Primative types (e.g. numbers, pointers) have alignments that can be inferred from the rules above. Compound types like a struct will have an alignment equal to the greatest alignment of its fields. E.g. a struct with a u8s, a i16 and a float will have a 4-byte alignment due to the float.

If the sum of the size of elements of a struct is not a multiple of its alignment, padding bytes will be added by the compiler to round it up. This means that types can be larger than expected:

struct Example {
  a: u64,
  b: u8
}

has a size of 16 bytes because the struct has an alignment of 8, but a naïve size of 9: an additional 7 bytes of padding are required.

Memory layouts

In C and C++, the layout of fields in a struct follow the exact order specified in the structs definition.

struct Example {
  uint_64 a,
  uint_8 b,
  uint_64 c,
  uint_8 d
}

has a size of 32 bytes, with 7 padding bytes after b and c. C/C++'s strict adherence to field ordering means that field ordering is very important in these languages.

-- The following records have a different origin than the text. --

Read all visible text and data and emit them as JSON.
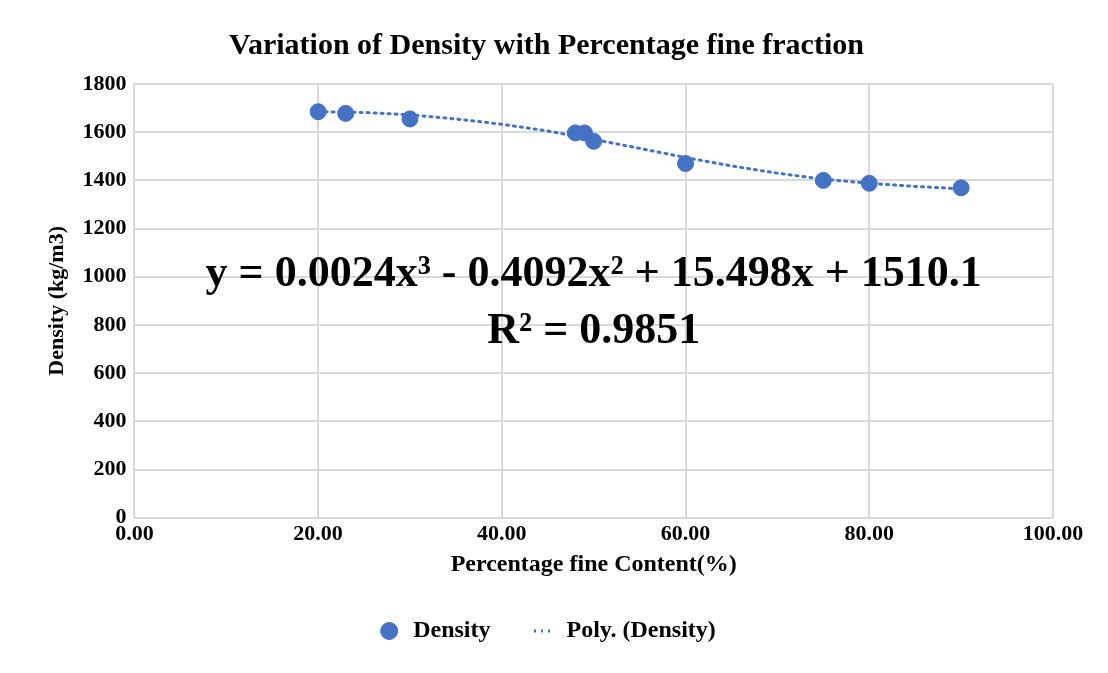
{
  "chart_data": {
    "type": "scatter",
    "title": "Variation of Density with Percentage fine fraction",
    "xlabel": "Percentage fine Content(%)",
    "ylabel": "Density (kg/m3)",
    "xlim": [
      0,
      100
    ],
    "xticks": [
      {
        "value": 0,
        "label": "0.00"
      },
      {
        "value": 20,
        "label": "20.00"
      },
      {
        "value": 40,
        "label": "40.00"
      },
      {
        "value": 60,
        "label": "60.00"
      },
      {
        "value": 80,
        "label": "80.00"
      },
      {
        "value": 100,
        "label": "100.00"
      }
    ],
    "ylim": [
      0,
      1800
    ],
    "yticks": [
      0,
      200,
      400,
      600,
      800,
      1000,
      1200,
      1400,
      1600,
      1800
    ],
    "series": [
      {
        "name": "Density",
        "color": "#4472c4",
        "marker": "circle",
        "x": [
          20,
          23,
          30,
          48,
          49,
          50,
          60,
          75,
          80,
          90
        ],
        "values": [
          1685,
          1678,
          1655,
          1597,
          1597,
          1562,
          1470,
          1400,
          1388,
          1369
        ]
      },
      {
        "name": "Poly. (Density)",
        "type": "line",
        "color": "#4472c4",
        "marker": "none",
        "line_style": "dotted",
        "x": [
          20,
          25,
          30,
          35,
          40,
          45,
          50,
          55,
          60,
          65,
          70,
          75,
          80,
          85,
          90
        ],
        "values": [
          1685,
          1682,
          1672,
          1655,
          1633,
          1605,
          1570,
          1533,
          1495,
          1460,
          1430,
          1405,
          1388,
          1375,
          1365
        ]
      }
    ],
    "annotations": [
      "y = 0.0024x³ - 0.4092x² + 15.498x + 1510.1",
      "R² = 0.9851"
    ],
    "grid": true,
    "legend": "bottom"
  }
}
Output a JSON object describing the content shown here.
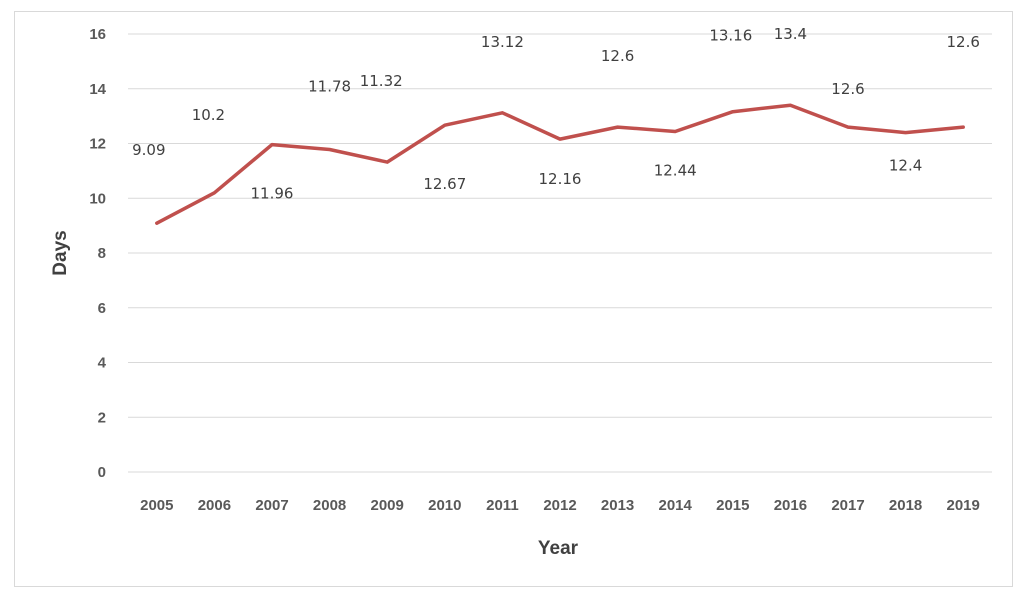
{
  "chart_data": {
    "type": "line",
    "title": "",
    "xlabel": "Year",
    "ylabel": "Days",
    "categories": [
      "2005",
      "2006",
      "2007",
      "2008",
      "2009",
      "2010",
      "2011",
      "2012",
      "2013",
      "2014",
      "2015",
      "2016",
      "2017",
      "2018",
      "2019"
    ],
    "series": [
      {
        "values": [
          9.09,
          10.2,
          11.96,
          11.78,
          11.32,
          12.67,
          13.12,
          12.16,
          12.6,
          12.44,
          13.16,
          13.4,
          12.6,
          12.4,
          12.6
        ],
        "labels": [
          "9.09",
          "10.2",
          "11.96",
          "11.78",
          "11.32",
          "12.67",
          "13.12",
          "12.16",
          "12.6",
          "12.44",
          "13.16",
          "13.4",
          "12.6",
          "12.4",
          "12.6"
        ],
        "color": "#c0504d"
      }
    ],
    "yticks": [
      "0",
      "2",
      "4",
      "6",
      "8",
      "10",
      "12",
      "14",
      "16"
    ],
    "ylim": [
      0,
      16
    ],
    "grid": true,
    "legend": "none"
  }
}
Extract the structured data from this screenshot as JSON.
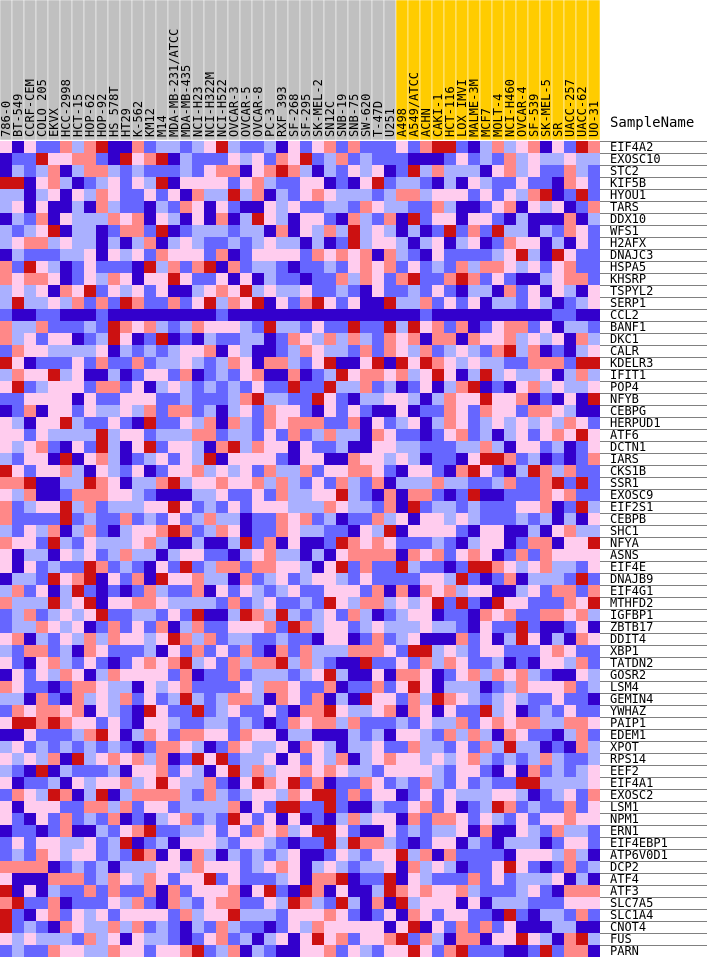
{
  "chart_data": {
    "type": "heatmap",
    "title": "",
    "row_header": "SampleName",
    "columns": [
      "786-0",
      "BT-549",
      "CCRF-CEM",
      "COLO 205",
      "EKVX",
      "HCC-2998",
      "HCT-15",
      "HOP-62",
      "HOP-92",
      "HS 578T",
      "HT29",
      "K-562",
      "KM12",
      "M14",
      "MDA-MB-231/ATCC",
      "MDA-MB-435",
      "NCI-H23",
      "NCI-H322M",
      "NCI-H522",
      "OVCAR-3",
      "OVCAR-5",
      "OVCAR-8",
      "PC-3",
      "RXF 393",
      "SF-268",
      "SF-295",
      "SK-MEL-2",
      "SN12C",
      "SNB-19",
      "SNB-75",
      "SW-620",
      "T-47D",
      "U251",
      "A498",
      "A549/ATCC",
      "ACHN",
      "CAKI-1",
      "HCT-116",
      "LOX IMVI",
      "MALME-3M",
      "MCF7",
      "MOLT-4",
      "NCI-H460",
      "OVCAR-4",
      "SF-539",
      "SK-MEL-5",
      "SR",
      "UACC-257",
      "UACC-62",
      "UO-31"
    ],
    "group_a_count": 33,
    "group_colors": {
      "group_a": "#c0c0c0",
      "group_b": "#ffcc00"
    },
    "rows": [
      "EIF4A2",
      "EXOSC10",
      "STC2",
      "KIF5B",
      "HYOU1",
      "TARS",
      "DDX10",
      "WFS1",
      "H2AFX",
      "DNAJC3",
      "HSPA5",
      "KHSRP",
      "TSPYL2",
      "SERP1",
      "CCL2",
      "BANF1",
      "DKC1",
      "CALR",
      "KDELR3",
      "IFIT1",
      "POP4",
      "NFYB",
      "CEBPG",
      "HERPUD1",
      "ATF6",
      "DCTN1",
      "IARS",
      "CKS1B",
      "SSR1",
      "EXOSC9",
      "EIF2S1",
      "CEBPB",
      "SHC1",
      "NFYA",
      "ASNS",
      "EIF4E",
      "DNAJB9",
      "EIF4G1",
      "MTHFD2",
      "IGFBP1",
      "ZBTB17",
      "DDIT4",
      "XBP1",
      "TATDN2",
      "GOSR2",
      "LSM4",
      "GEMIN4",
      "YWHAZ",
      "PAIP1",
      "EDEM1",
      "XPOT",
      "RPS14",
      "EEF2",
      "EIF4A1",
      "EXOSC2",
      "LSM1",
      "NPM1",
      "ERN1",
      "EIF4EBP1",
      "ATP6V0D1",
      "DCP2",
      "ATF4",
      "ATF3",
      "SLC7A5",
      "SLC1A4",
      "CNOT4",
      "FUS",
      "PARN"
    ],
    "scale": [
      "#3300cc",
      "#6666ff",
      "#aab0ff",
      "#ffccee",
      "#ff8888",
      "#cc1111"
    ],
    "seed": 20417
  }
}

By default, the equivalent struct

struct Example {
  a: u64,
  b: u8,
  c: u64,
  d: u8
}

could have its fields reordered in memory, e.g. moving the two u8 fields next to each other. This kind of flexibility is especially useful when it comes to generic values: given

struct Example2<T> {
  a: T,
  b: i32,
  c: T
}

then Example2<u8> might order the fields b, a, c; Example2<u32> could keep the fields in a, b, c order, and Example2<&str> might be a, c, b.

Rust lets you use the repr attribute to control field ordering behaviour. This default behaviour is #[repr(rust)]. See the Nomicon for information on other reprs, including #[repr(transparent)] and the unsafe #[repr(packed)].

The representation of #[repr(rust)] (default repr) structs is not guaranteed, and should not be relied on. Different invocations of the same compiler, let alone different versions of the compiler, can result in different layouts. There is a nightly compiler flag that will deliberately randomize the order of the fields on each build.

Alignment considerations is one reason why struct-of-array layouts can outperform array-of-structs:

struct Foo {
  a: u64,
  b: u8
}
let foo: [Foo; 20];

foo will take 320 bytes, while

struct Bar {
  a: [u64; 20],
  b: [u8; 20]
}
let bar: Bar;

bar only needs 184 bytes. (a = 180 bytes, b = 20 bytes, then another 4 for padding.)

In addition to just using less memory overall, denser data plays more nicely with CPU caches.

Enums and niche optimization

Naively, Option<T> should require at least size_of::<T>() + align_of::<T>() bytes. This is true for many types: Option<u16> has a size of 4 bytes. For some types, such as references, Vec, and String, there are particular bit patterns that are invalid values for these types. Rust is smart enough to use these invalid bit patterns to represent the None values for these types. In the case of references, since references must be non-null, Rust can use 0x00000000 to represent None. Vec and String also avoid all-zero values to enable this optimization.

There's nothing special about Option in this example! Any enum you write will automatically make use of this optimization, called niche optimization, if possible.